For multiple divisions, I’m assuming they could use class tracking?
Hope this helps!
Hi Scott -
Is your client by chance a Govt contractor? For true project cost accounting, I suggest you check out PROCAS (Project Cost Accounting System). System includes Timekeeping and Expense reporting accessed by employees via any internet connection, where they can post to projects, tasks, subtasks labor categories (if needed) and cost centers (depts). That data flows into accounting system to compute Indirect rates such as Fringe, Facilities, Overhead and G&A, which can be applied as burdens on direct project costs and on billing invoices to customers. Also does all the normal accounting like AP, AR, GL, Bank recons, etc. You can see a free 30-minute demo on their website and request a free live interactive one for 90-minutes, you can also see videos on You-Tube and there is a Blog. I do not sell any systems, and I don't mean to try to sell one here, but sounds more like what you need. I have impIemented for about 20 companies and all love it and I have about a dozen ongoing clients on PROCAS, where I access all from my one same menu. you are interested after viewing online or after demos, let me know as I can help you pay even less. I have client on Sage right now and I am not liking it, so they will move soon.
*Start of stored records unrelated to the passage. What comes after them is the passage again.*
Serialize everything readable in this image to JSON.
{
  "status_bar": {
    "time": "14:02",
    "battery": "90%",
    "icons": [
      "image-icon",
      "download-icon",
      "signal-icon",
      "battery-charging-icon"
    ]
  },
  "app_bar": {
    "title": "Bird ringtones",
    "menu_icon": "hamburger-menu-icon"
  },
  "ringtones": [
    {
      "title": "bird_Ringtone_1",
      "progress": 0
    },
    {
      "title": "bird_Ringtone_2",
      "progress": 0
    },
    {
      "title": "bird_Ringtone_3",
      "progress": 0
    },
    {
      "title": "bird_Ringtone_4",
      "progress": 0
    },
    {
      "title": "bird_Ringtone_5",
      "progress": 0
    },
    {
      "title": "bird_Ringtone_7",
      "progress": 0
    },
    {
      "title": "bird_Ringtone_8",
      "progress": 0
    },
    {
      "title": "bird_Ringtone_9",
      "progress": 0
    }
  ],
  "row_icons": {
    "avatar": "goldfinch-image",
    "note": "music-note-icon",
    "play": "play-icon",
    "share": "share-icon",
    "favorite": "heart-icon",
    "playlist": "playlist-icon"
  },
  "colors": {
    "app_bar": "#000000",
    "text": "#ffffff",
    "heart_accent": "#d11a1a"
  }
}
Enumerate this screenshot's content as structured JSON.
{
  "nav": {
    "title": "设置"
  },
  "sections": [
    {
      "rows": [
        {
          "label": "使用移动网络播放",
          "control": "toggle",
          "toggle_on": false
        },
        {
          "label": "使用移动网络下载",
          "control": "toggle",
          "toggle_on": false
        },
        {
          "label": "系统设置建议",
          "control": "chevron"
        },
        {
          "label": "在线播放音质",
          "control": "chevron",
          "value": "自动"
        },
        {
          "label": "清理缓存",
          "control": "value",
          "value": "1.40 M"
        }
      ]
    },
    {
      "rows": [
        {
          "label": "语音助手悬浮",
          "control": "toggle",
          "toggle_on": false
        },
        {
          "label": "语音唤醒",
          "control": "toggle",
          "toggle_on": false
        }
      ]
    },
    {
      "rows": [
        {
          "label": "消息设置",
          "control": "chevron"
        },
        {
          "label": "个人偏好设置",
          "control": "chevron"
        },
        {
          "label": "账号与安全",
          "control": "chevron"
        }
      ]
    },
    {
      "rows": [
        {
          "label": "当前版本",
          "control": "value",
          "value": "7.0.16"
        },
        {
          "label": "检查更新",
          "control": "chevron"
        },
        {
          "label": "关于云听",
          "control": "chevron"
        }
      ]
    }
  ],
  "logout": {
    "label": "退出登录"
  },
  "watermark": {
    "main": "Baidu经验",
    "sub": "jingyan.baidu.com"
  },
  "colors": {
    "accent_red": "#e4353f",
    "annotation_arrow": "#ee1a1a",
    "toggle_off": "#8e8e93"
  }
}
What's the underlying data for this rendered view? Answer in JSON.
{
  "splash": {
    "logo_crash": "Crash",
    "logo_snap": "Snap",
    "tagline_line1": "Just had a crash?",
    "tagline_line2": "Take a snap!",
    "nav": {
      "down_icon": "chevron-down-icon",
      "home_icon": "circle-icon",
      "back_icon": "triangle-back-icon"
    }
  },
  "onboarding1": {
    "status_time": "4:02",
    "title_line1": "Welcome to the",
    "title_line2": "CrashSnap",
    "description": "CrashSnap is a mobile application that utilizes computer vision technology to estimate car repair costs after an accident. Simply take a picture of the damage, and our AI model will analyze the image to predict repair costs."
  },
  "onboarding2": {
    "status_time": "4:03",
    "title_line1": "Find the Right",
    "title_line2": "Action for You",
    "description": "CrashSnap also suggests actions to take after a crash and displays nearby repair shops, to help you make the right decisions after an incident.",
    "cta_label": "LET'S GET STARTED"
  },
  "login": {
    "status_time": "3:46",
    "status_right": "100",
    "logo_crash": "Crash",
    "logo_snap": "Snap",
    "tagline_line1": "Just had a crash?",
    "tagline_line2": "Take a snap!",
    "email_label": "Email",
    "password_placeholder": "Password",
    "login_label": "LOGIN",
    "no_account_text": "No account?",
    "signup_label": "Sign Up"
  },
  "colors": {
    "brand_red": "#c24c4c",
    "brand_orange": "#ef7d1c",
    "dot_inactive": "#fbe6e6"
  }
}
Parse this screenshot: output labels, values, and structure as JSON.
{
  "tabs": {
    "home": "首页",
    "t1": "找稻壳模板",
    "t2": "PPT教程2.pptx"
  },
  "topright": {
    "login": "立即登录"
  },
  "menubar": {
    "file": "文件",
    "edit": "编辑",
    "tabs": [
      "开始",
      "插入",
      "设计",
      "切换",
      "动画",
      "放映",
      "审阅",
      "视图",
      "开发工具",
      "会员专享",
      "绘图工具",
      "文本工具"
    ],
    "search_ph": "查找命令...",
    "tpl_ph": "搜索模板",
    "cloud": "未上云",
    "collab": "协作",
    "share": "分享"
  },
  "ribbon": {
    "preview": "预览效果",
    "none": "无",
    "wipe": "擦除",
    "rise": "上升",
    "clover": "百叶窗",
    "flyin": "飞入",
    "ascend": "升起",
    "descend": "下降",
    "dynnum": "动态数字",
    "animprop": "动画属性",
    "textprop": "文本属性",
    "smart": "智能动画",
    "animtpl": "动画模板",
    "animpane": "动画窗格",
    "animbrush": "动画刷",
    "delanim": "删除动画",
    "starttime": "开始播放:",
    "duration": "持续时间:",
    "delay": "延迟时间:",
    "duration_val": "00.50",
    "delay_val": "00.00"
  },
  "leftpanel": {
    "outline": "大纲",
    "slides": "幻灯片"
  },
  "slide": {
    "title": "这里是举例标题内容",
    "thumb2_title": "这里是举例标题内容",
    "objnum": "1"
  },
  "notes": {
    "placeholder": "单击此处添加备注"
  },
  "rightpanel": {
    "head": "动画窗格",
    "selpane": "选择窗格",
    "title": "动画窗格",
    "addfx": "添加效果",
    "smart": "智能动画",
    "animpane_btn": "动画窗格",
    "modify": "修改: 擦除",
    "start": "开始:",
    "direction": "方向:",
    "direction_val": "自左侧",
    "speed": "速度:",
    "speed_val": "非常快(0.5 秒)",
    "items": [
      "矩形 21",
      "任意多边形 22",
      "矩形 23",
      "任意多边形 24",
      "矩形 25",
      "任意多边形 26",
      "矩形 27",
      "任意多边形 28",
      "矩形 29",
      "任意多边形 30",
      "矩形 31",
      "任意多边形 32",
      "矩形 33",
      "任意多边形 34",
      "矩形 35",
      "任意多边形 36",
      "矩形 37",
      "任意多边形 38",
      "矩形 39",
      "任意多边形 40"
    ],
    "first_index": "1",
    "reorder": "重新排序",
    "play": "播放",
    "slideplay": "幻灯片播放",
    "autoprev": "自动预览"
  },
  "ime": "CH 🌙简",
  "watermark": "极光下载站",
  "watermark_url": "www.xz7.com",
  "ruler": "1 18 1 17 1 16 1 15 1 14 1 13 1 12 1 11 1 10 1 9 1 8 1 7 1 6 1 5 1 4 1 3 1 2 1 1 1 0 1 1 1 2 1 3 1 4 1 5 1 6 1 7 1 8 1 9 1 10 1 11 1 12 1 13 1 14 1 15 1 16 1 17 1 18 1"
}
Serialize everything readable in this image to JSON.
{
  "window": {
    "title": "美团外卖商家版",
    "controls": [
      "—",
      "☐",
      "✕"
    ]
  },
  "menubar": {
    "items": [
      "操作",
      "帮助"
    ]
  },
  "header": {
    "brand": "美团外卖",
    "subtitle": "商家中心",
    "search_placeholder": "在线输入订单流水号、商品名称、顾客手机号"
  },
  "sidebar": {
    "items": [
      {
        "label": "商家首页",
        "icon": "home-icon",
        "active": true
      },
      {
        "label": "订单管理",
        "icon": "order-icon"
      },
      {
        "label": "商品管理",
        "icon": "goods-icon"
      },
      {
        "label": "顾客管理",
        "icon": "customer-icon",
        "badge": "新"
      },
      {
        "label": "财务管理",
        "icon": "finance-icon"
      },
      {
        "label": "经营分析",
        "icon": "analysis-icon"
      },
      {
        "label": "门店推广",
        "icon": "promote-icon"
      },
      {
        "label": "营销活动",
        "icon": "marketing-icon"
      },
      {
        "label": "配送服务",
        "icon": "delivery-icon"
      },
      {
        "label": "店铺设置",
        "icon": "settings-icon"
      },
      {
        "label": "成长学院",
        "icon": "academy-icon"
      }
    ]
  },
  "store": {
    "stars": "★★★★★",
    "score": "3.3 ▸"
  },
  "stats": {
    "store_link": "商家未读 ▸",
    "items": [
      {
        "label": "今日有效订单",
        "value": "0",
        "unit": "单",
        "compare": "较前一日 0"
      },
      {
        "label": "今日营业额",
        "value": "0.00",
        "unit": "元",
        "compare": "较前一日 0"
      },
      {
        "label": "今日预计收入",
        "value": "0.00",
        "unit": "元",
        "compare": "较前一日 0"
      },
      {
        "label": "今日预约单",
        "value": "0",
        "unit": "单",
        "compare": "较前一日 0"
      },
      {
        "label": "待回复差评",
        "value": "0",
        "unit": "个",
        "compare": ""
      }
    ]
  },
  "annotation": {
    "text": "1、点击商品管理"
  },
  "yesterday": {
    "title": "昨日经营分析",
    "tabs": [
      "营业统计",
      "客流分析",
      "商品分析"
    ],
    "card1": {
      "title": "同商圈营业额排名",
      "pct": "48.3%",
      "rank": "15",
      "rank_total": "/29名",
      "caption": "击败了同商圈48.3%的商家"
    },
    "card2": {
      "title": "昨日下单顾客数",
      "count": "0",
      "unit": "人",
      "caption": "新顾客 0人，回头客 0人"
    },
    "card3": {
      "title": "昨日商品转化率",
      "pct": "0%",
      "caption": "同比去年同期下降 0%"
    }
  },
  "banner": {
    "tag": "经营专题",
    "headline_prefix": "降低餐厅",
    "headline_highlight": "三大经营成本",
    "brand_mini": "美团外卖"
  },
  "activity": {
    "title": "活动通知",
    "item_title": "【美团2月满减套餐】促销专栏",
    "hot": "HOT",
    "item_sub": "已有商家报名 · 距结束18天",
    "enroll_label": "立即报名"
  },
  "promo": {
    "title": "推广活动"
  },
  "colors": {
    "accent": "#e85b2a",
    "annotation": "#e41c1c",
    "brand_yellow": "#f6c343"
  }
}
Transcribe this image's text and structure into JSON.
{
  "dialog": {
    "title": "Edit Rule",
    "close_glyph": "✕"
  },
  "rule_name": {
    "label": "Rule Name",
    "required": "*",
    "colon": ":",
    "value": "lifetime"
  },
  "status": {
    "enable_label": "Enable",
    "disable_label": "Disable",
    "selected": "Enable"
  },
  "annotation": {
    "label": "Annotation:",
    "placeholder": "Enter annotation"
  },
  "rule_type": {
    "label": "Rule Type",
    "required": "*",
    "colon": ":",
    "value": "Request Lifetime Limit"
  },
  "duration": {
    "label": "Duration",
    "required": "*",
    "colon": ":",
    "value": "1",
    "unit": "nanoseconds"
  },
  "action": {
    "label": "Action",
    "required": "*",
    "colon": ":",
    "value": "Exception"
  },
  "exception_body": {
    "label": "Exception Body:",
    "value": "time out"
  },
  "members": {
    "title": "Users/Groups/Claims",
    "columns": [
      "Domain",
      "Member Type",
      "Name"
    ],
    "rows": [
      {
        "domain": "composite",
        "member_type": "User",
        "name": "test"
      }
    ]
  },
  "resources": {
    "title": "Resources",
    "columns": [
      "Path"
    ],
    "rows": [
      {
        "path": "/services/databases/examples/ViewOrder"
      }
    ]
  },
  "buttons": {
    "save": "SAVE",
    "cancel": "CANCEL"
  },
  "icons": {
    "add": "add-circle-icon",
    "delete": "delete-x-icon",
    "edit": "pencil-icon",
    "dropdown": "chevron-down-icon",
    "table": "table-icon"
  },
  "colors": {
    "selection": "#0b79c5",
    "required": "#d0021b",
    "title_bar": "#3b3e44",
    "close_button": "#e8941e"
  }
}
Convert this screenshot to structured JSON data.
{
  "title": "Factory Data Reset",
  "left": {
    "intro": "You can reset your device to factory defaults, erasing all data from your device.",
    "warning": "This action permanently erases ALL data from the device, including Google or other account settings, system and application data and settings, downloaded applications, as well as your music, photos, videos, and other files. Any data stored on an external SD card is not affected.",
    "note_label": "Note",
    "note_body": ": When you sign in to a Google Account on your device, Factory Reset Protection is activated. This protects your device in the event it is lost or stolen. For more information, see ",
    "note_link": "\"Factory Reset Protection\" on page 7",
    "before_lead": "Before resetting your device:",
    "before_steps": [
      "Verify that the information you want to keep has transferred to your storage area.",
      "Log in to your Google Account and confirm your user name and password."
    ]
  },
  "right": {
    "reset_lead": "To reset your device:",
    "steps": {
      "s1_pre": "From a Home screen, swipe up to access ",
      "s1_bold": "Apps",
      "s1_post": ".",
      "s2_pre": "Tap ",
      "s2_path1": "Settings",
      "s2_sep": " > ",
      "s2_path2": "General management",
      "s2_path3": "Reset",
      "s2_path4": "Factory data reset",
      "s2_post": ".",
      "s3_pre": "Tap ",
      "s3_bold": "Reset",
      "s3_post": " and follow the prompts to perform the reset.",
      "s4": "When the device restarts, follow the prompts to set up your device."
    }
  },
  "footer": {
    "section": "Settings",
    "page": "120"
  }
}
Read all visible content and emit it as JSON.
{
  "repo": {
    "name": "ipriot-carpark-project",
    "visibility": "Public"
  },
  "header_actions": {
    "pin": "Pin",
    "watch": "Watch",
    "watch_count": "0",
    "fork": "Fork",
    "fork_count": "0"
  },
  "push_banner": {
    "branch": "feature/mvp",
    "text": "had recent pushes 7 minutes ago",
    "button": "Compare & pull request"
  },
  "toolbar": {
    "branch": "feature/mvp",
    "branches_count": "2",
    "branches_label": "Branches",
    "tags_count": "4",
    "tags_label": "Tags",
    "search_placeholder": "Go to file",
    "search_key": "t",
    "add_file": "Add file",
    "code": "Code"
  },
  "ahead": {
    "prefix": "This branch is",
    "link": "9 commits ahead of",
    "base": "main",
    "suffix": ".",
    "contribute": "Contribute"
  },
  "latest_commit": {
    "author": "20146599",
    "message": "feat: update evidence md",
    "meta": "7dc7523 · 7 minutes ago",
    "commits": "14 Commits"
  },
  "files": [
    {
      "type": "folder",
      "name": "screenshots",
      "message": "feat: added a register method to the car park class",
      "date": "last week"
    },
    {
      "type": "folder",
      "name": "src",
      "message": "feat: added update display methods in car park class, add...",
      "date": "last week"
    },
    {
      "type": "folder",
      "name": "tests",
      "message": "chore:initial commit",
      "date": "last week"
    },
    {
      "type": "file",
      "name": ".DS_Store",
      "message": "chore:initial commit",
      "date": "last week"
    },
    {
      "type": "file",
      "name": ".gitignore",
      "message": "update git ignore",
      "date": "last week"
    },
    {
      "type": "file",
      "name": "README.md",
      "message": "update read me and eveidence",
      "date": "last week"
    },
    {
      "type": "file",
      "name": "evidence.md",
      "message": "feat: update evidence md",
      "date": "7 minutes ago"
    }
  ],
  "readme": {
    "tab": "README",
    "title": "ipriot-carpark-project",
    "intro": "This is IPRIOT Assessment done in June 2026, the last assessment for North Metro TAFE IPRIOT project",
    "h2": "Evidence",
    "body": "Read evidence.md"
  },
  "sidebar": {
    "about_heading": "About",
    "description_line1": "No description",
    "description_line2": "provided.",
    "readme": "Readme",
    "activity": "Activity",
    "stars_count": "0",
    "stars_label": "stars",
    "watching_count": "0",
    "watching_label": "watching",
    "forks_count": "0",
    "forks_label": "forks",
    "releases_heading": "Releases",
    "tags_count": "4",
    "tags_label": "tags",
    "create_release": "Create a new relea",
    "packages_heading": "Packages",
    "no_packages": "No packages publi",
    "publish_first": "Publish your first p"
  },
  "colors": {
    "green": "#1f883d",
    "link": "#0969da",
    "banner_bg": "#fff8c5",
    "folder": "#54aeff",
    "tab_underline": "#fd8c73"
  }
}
No government contractors but after reading you're post, I'll be looking at PROCAS as it may be a good fit for other clients. Thanks for sharing!
Glad to help and not to take away from QB, but project accounting is not their best thing. So I think actually better to not have people on here complaining about that functionality. Just holler if I can answer any questions as I use the system every day and have for years.
@Teri, feedback is always appreciated and I always send it up the chain when I can. If we can't have open and honest conversation, then we can't have a community.